Ontario launches new tree planting program for province”™s 150th anniversary

The Province of Ontario is launching Ontario’s Green Leaf Challenge with the goal of planting millions of additional trees in 2017 to mark Ontario’s 150th anniversary.

“I’m glad to hear that the government is launching Ontario’s Green Leaf Challenge in response to our private member’s resolution,” said Wellington-Halton Hills MPP Ted Arnott in a press release.

“While we would have liked to see a more ambitious tree planting target, this is welcome News.”

Arnott, who has worked in recent years with Wellington County to push the provincial government to expand its tree planting efforts, added county staff and successive county councils deserve enormous credit for their commitment to the Green Legacy program.  

“(Wellington) County has been a real leader when it comes to municipal tree planting,” he said.

“Since they launched the Green Legacy program in 2004, it has grown into the largest municipal tree planting program in North America and has even been recognized by the United Nations for its success.”

Warden Dennis Lever said,  “The Green Legacy program has planted over two million trees with the help of community partners since the program’s inception in 2004.”

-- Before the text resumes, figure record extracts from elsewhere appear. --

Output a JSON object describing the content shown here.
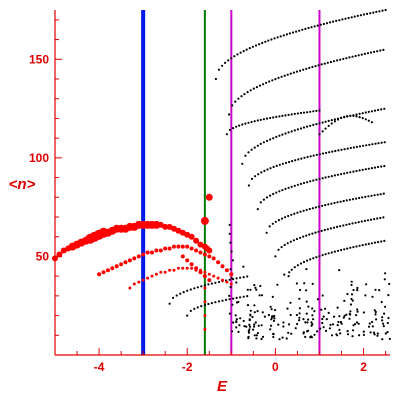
{
  "chart_data": {
    "type": "scatter",
    "title": "",
    "xlabel": "E",
    "ylabel": "<n>",
    "xlim": [
      -5,
      2.6
    ],
    "ylim": [
      0,
      175
    ],
    "grid": false,
    "axis_color": "#e00000",
    "xticks": [
      {
        "value": -4,
        "label": "-4"
      },
      {
        "value": -2,
        "label": "-2"
      },
      {
        "value": 0,
        "label": "0"
      },
      {
        "value": 2,
        "label": "2"
      }
    ],
    "yticks": [
      {
        "value": 50,
        "label": "50"
      },
      {
        "value": 100,
        "label": "100"
      },
      {
        "value": 150,
        "label": "150"
      }
    ],
    "vertical_lines": [
      {
        "x": -3.0,
        "color": "#0018e8",
        "width": "thick"
      },
      {
        "x": -1.6,
        "color": "#007a00",
        "width": "medium"
      },
      {
        "x": -1.0,
        "color": "#cc00cc",
        "width": "medium"
      },
      {
        "x": 1.0,
        "color": "#cc00cc",
        "width": "medium"
      }
    ],
    "red_series": {
      "color": "#ff0000",
      "points": [
        [
          -5.0,
          49,
          3
        ],
        [
          -4.9,
          51,
          3
        ],
        [
          -4.8,
          53,
          3
        ],
        [
          -4.7,
          54,
          3
        ],
        [
          -4.6,
          55,
          4
        ],
        [
          -4.5,
          56,
          4
        ],
        [
          -4.4,
          57,
          4
        ],
        [
          -4.3,
          58,
          4
        ],
        [
          -4.2,
          59,
          5
        ],
        [
          -4.1,
          60,
          5
        ],
        [
          -4.0,
          61,
          5
        ],
        [
          -3.9,
          62,
          5
        ],
        [
          -3.8,
          62,
          4
        ],
        [
          -3.7,
          63,
          4
        ],
        [
          -3.6,
          64,
          4
        ],
        [
          -3.5,
          64,
          4
        ],
        [
          -3.4,
          64,
          4
        ],
        [
          -3.3,
          65,
          4
        ],
        [
          -3.2,
          65,
          4
        ],
        [
          -3.1,
          66,
          4
        ],
        [
          -3.0,
          66,
          4
        ],
        [
          -2.9,
          66,
          4
        ],
        [
          -2.8,
          66,
          4
        ],
        [
          -2.7,
          66,
          4
        ],
        [
          -2.6,
          66,
          3
        ],
        [
          -2.5,
          65,
          3
        ],
        [
          -2.4,
          65,
          3
        ],
        [
          -2.3,
          64,
          3
        ],
        [
          -2.2,
          63,
          3
        ],
        [
          -2.1,
          62,
          3
        ],
        [
          -2.0,
          61,
          3
        ],
        [
          -1.9,
          60,
          3
        ],
        [
          -1.8,
          58,
          3
        ],
        [
          -1.7,
          56,
          3
        ],
        [
          -1.6,
          55,
          3
        ],
        [
          -1.55,
          54,
          3
        ],
        [
          -1.5,
          53,
          3
        ],
        [
          -4.0,
          41,
          2
        ],
        [
          -3.9,
          42,
          2
        ],
        [
          -3.8,
          43,
          2
        ],
        [
          -3.7,
          44,
          2
        ],
        [
          -3.6,
          45,
          2
        ],
        [
          -3.5,
          46,
          2
        ],
        [
          -3.4,
          47,
          2
        ],
        [
          -3.3,
          48,
          2
        ],
        [
          -3.2,
          49,
          2
        ],
        [
          -3.1,
          50,
          2
        ],
        [
          -3.0,
          51,
          2
        ],
        [
          -2.9,
          52,
          2
        ],
        [
          -2.8,
          52,
          2
        ],
        [
          -2.7,
          53,
          2
        ],
        [
          -2.6,
          53,
          2
        ],
        [
          -2.5,
          54,
          2
        ],
        [
          -2.4,
          54,
          2
        ],
        [
          -2.3,
          55,
          2
        ],
        [
          -2.2,
          55,
          2
        ],
        [
          -2.1,
          55,
          2
        ],
        [
          -2.0,
          55,
          2
        ],
        [
          -1.9,
          54,
          2
        ],
        [
          -1.8,
          53,
          2
        ],
        [
          -1.7,
          52,
          2
        ],
        [
          -1.6,
          51,
          2
        ],
        [
          -1.5,
          50,
          2
        ],
        [
          -1.4,
          49,
          2
        ],
        [
          -1.3,
          47,
          2
        ],
        [
          -1.2,
          45,
          2
        ],
        [
          -1.1,
          43,
          2
        ],
        [
          -1.0,
          41,
          2
        ],
        [
          -3.3,
          34,
          1.5
        ],
        [
          -3.2,
          36,
          1.5
        ],
        [
          -3.1,
          37,
          1.5
        ],
        [
          -3.0,
          38,
          1.5
        ],
        [
          -2.9,
          39,
          1.5
        ],
        [
          -2.8,
          40,
          1.5
        ],
        [
          -2.7,
          41,
          1.5
        ],
        [
          -2.6,
          42,
          1.5
        ],
        [
          -2.5,
          42,
          1.5
        ],
        [
          -2.4,
          43,
          1.5
        ],
        [
          -2.3,
          43,
          1.5
        ],
        [
          -2.2,
          44,
          1.5
        ],
        [
          -2.1,
          44,
          1.5
        ],
        [
          -2.0,
          44,
          1.5
        ],
        [
          -1.9,
          44,
          1.5
        ],
        [
          -1.8,
          43,
          1.5
        ],
        [
          -1.7,
          43,
          1.5
        ],
        [
          -1.6,
          42,
          1.5
        ],
        [
          -1.5,
          41,
          1.5
        ],
        [
          -1.4,
          40,
          1.5
        ],
        [
          -1.3,
          39,
          1.5
        ],
        [
          -1.2,
          38,
          1.5
        ],
        [
          -1.1,
          37,
          1.5
        ],
        [
          -1.0,
          36,
          1.5
        ],
        [
          -2.1,
          50,
          2
        ],
        [
          -2.0,
          48,
          2
        ],
        [
          -1.9,
          46,
          2
        ],
        [
          -1.8,
          44,
          2
        ],
        [
          -1.7,
          42,
          2
        ],
        [
          -1.6,
          40,
          2
        ],
        [
          -1.5,
          38,
          2
        ],
        [
          -1.6,
          34,
          1.5
        ],
        [
          -1.6,
          27,
          1.5
        ],
        [
          -1.6,
          20,
          1.5
        ],
        [
          -1.6,
          13,
          1.5
        ],
        [
          -1.6,
          68,
          4
        ],
        [
          -1.5,
          80,
          3.5
        ]
      ]
    },
    "black_series": {
      "color": "#000000",
      "points": []
    }
  }
}
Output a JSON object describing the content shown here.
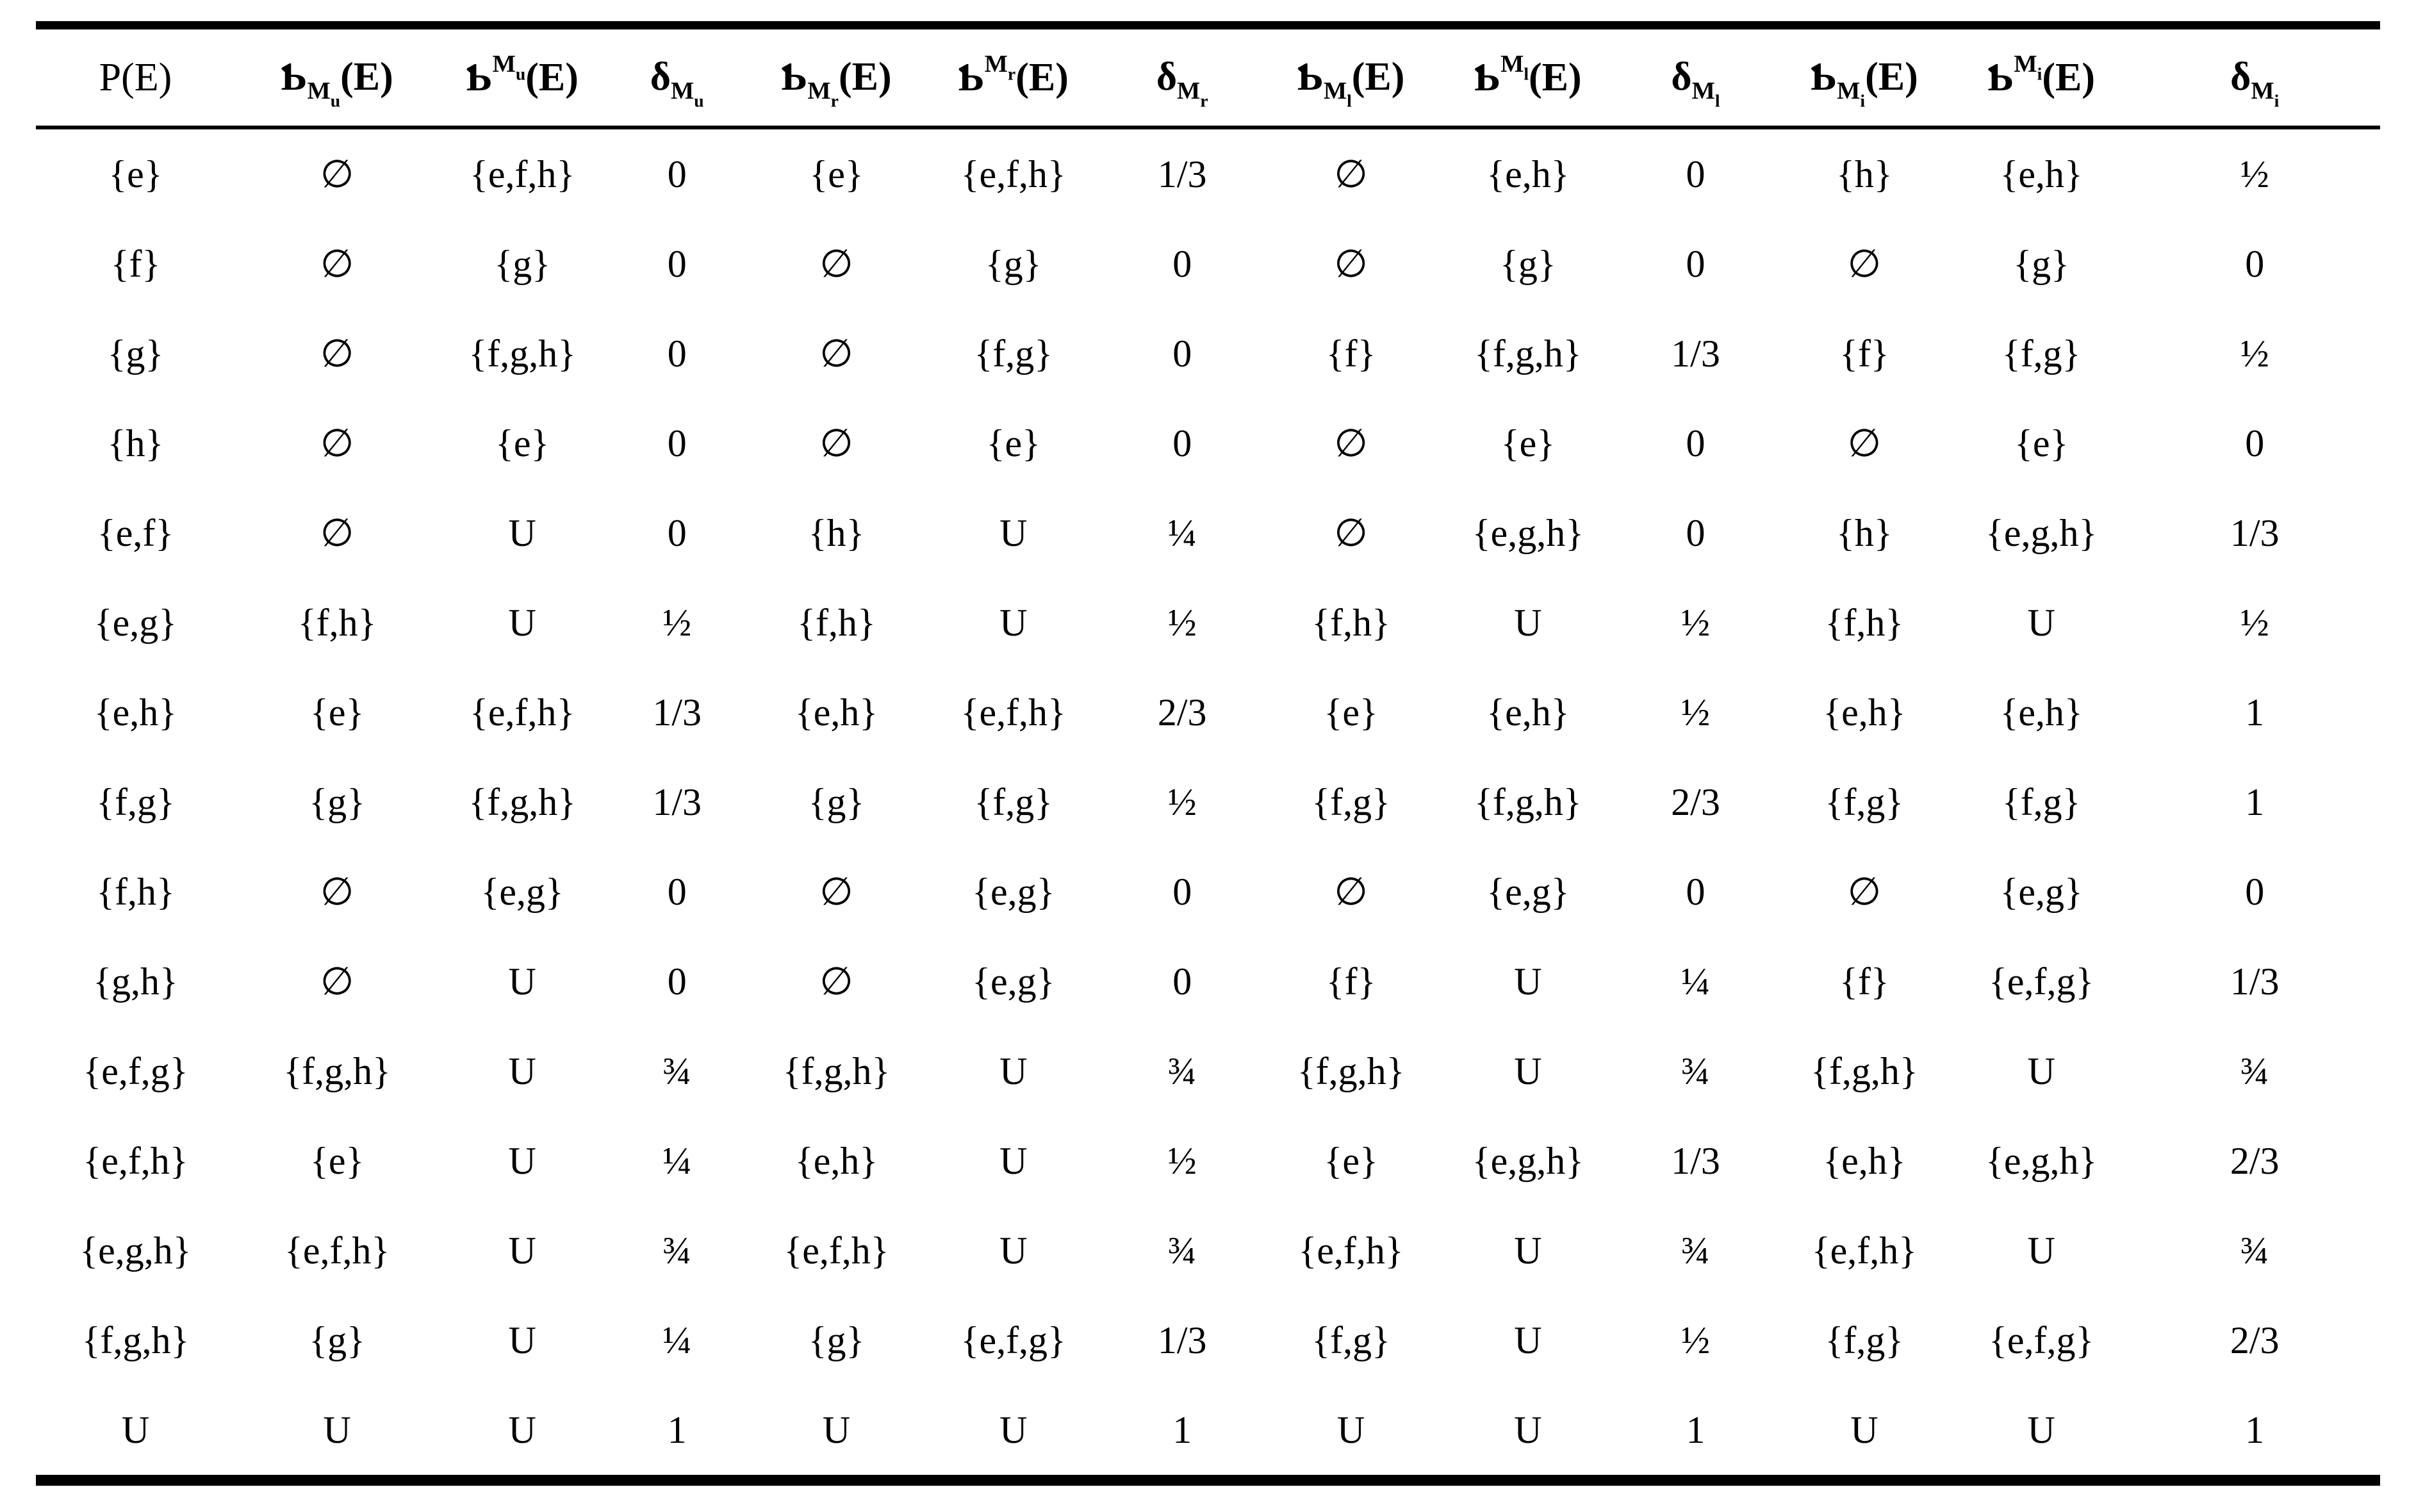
{
  "table": {
    "columns": [
      {
        "kind": "plain",
        "label": "P(E)"
      },
      {
        "kind": "script",
        "symbol": "Ƅ",
        "script": "sub",
        "script_text": "M",
        "script_sub": "u",
        "arg": "(E)"
      },
      {
        "kind": "script",
        "symbol": "Ƅ",
        "script": "sup",
        "script_text": "M",
        "script_sub": "u",
        "arg": "(E)"
      },
      {
        "kind": "script",
        "symbol": "δ",
        "script": "sub",
        "script_text": "M",
        "script_sub": "u",
        "arg": ""
      },
      {
        "kind": "script",
        "symbol": "Ƅ",
        "script": "sub",
        "script_text": "M",
        "script_sub": "r",
        "arg": "(E)"
      },
      {
        "kind": "script",
        "symbol": "Ƅ",
        "script": "sup",
        "script_text": "M",
        "script_sub": "r",
        "arg": "(E)"
      },
      {
        "kind": "script",
        "symbol": "δ",
        "script": "sub",
        "script_text": "M",
        "script_sub": "r",
        "arg": ""
      },
      {
        "kind": "script",
        "symbol": "Ƅ",
        "script": "sub",
        "script_text": "M",
        "script_sub": "l",
        "arg": "(E)"
      },
      {
        "kind": "script",
        "symbol": "Ƅ",
        "script": "sup",
        "script_text": "M",
        "script_sub": "l",
        "arg": "(E)"
      },
      {
        "kind": "script",
        "symbol": "δ",
        "script": "sub",
        "script_text": "M",
        "script_sub": "l",
        "arg": ""
      },
      {
        "kind": "script",
        "symbol": "Ƅ",
        "script": "sub",
        "script_text": "M",
        "script_sub": "i",
        "arg": "(E)"
      },
      {
        "kind": "script",
        "symbol": "Ƅ",
        "script": "sup",
        "script_text": "M",
        "script_sub": "i",
        "arg": "(E)"
      },
      {
        "kind": "script",
        "symbol": "δ",
        "script": "sub",
        "script_text": "M",
        "script_sub": "i",
        "arg": ""
      }
    ],
    "column_widths_pct": [
      8.5,
      8.7,
      7.1,
      6.1,
      7.5,
      7.6,
      6.8,
      7.6,
      7.5,
      6.8,
      7.6,
      7.5,
      10.7
    ],
    "rows": [
      [
        "{e}",
        "∅",
        "{e,f,h}",
        "0",
        "{e}",
        "{e,f,h}",
        "1/3",
        "∅",
        "{e,h}",
        "0",
        "{h}",
        "{e,h}",
        "½"
      ],
      [
        "{f}",
        "∅",
        "{g}",
        "0",
        "∅",
        "{g}",
        "0",
        "∅",
        "{g}",
        "0",
        "∅",
        "{g}",
        "0"
      ],
      [
        "{g}",
        "∅",
        "{f,g,h}",
        "0",
        "∅",
        "{f,g}",
        "0",
        "{f}",
        "{f,g,h}",
        "1/3",
        "{f}",
        "{f,g}",
        "½"
      ],
      [
        "{h}",
        "∅",
        "{e}",
        "0",
        "∅",
        "{e}",
        "0",
        "∅",
        "{e}",
        "0",
        "∅",
        "{e}",
        "0"
      ],
      [
        "{e,f}",
        "∅",
        "U",
        "0",
        "{h}",
        "U",
        "¼",
        "∅",
        "{e,g,h}",
        "0",
        "{h}",
        "{e,g,h}",
        "1/3"
      ],
      [
        "{e,g}",
        "{f,h}",
        "U",
        "½",
        "{f,h}",
        "U",
        "½",
        "{f,h}",
        "U",
        "½",
        "{f,h}",
        "U",
        "½"
      ],
      [
        "{e,h}",
        "{e}",
        "{e,f,h}",
        "1/3",
        "{e,h}",
        "{e,f,h}",
        "2/3",
        "{e}",
        "{e,h}",
        "½",
        "{e,h}",
        "{e,h}",
        "1"
      ],
      [
        "{f,g}",
        "{g}",
        "{f,g,h}",
        "1/3",
        "{g}",
        "{f,g}",
        "½",
        "{f,g}",
        "{f,g,h}",
        "2/3",
        "{f,g}",
        "{f,g}",
        "1"
      ],
      [
        "{f,h}",
        "∅",
        "{e,g}",
        "0",
        "∅",
        "{e,g}",
        "0",
        "∅",
        "{e,g}",
        "0",
        "∅",
        "{e,g}",
        "0"
      ],
      [
        "{g,h}",
        "∅",
        "U",
        "0",
        "∅",
        "{e,g}",
        "0",
        "{f}",
        "U",
        "¼",
        "{f}",
        "{e,f,g}",
        "1/3"
      ],
      [
        "{e,f,g}",
        "{f,g,h}",
        "U",
        "¾",
        "{f,g,h}",
        "U",
        "¾",
        "{f,g,h}",
        "U",
        "¾",
        "{f,g,h}",
        "U",
        "¾"
      ],
      [
        "{e,f,h}",
        "{e}",
        "U",
        "¼",
        "{e,h}",
        "U",
        "½",
        "{e}",
        "{e,g,h}",
        "1/3",
        "{e,h}",
        "{e,g,h}",
        "2/3"
      ],
      [
        "{e,g,h}",
        "{e,f,h}",
        "U",
        "¾",
        "{e,f,h}",
        "U",
        "¾",
        "{e,f,h}",
        "U",
        "¾",
        "{e,f,h}",
        "U",
        "¾"
      ],
      [
        "{f,g,h}",
        "{g}",
        "U",
        "¼",
        "{g}",
        "{e,f,g}",
        "1/3",
        "{f,g}",
        "U",
        "½",
        "{f,g}",
        "{e,f,g}",
        "2/3"
      ],
      [
        "U",
        "U",
        "U",
        "1",
        "U",
        "U",
        "1",
        "U",
        "U",
        "1",
        "U",
        "U",
        "1"
      ]
    ]
  },
  "colors": {
    "text": "#000000",
    "background": "#ffffff",
    "rule": "#000000"
  }
}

In June 2015, Arnott initiated the idea of an Ontario Green Legacy program, calling on the provincial government to massively expand Ontario’s tree planting efforts beginning in 2017 to celebrate Ontario’s 150th anniversary as a province within Canada.

Arnott then followed up with a private member’s resolution in the Ontario legislature calling on the government to establish an Ontario Green Legacy program.

On March 29, natural resources minister Kathryn McGarry approached Mr. Arnott in the legislature to personally give him a letter announcing the launch of Ontario’s Green Leaf Challenge.

She also gave him a white pine seedling suitable for planting.

“I’d like to thank Forests Ontario for being a champion of this cause and the member from Wellington–Halton Hills for his continued efforts to support his residents to get involved in local tree-planting efforts through the County of Wellington’s Green Legacy program,” the minister said the following day in the Legislature.

Arnott stated, “If everyone in Ontario were to plant just one tree, we could exceed the ministry’s targets by 10 million trees.

“By planting more trees, we can all do our part to help confront the challenge represented by climate change, while at the same time help make our province a better place, both now and for future generations.”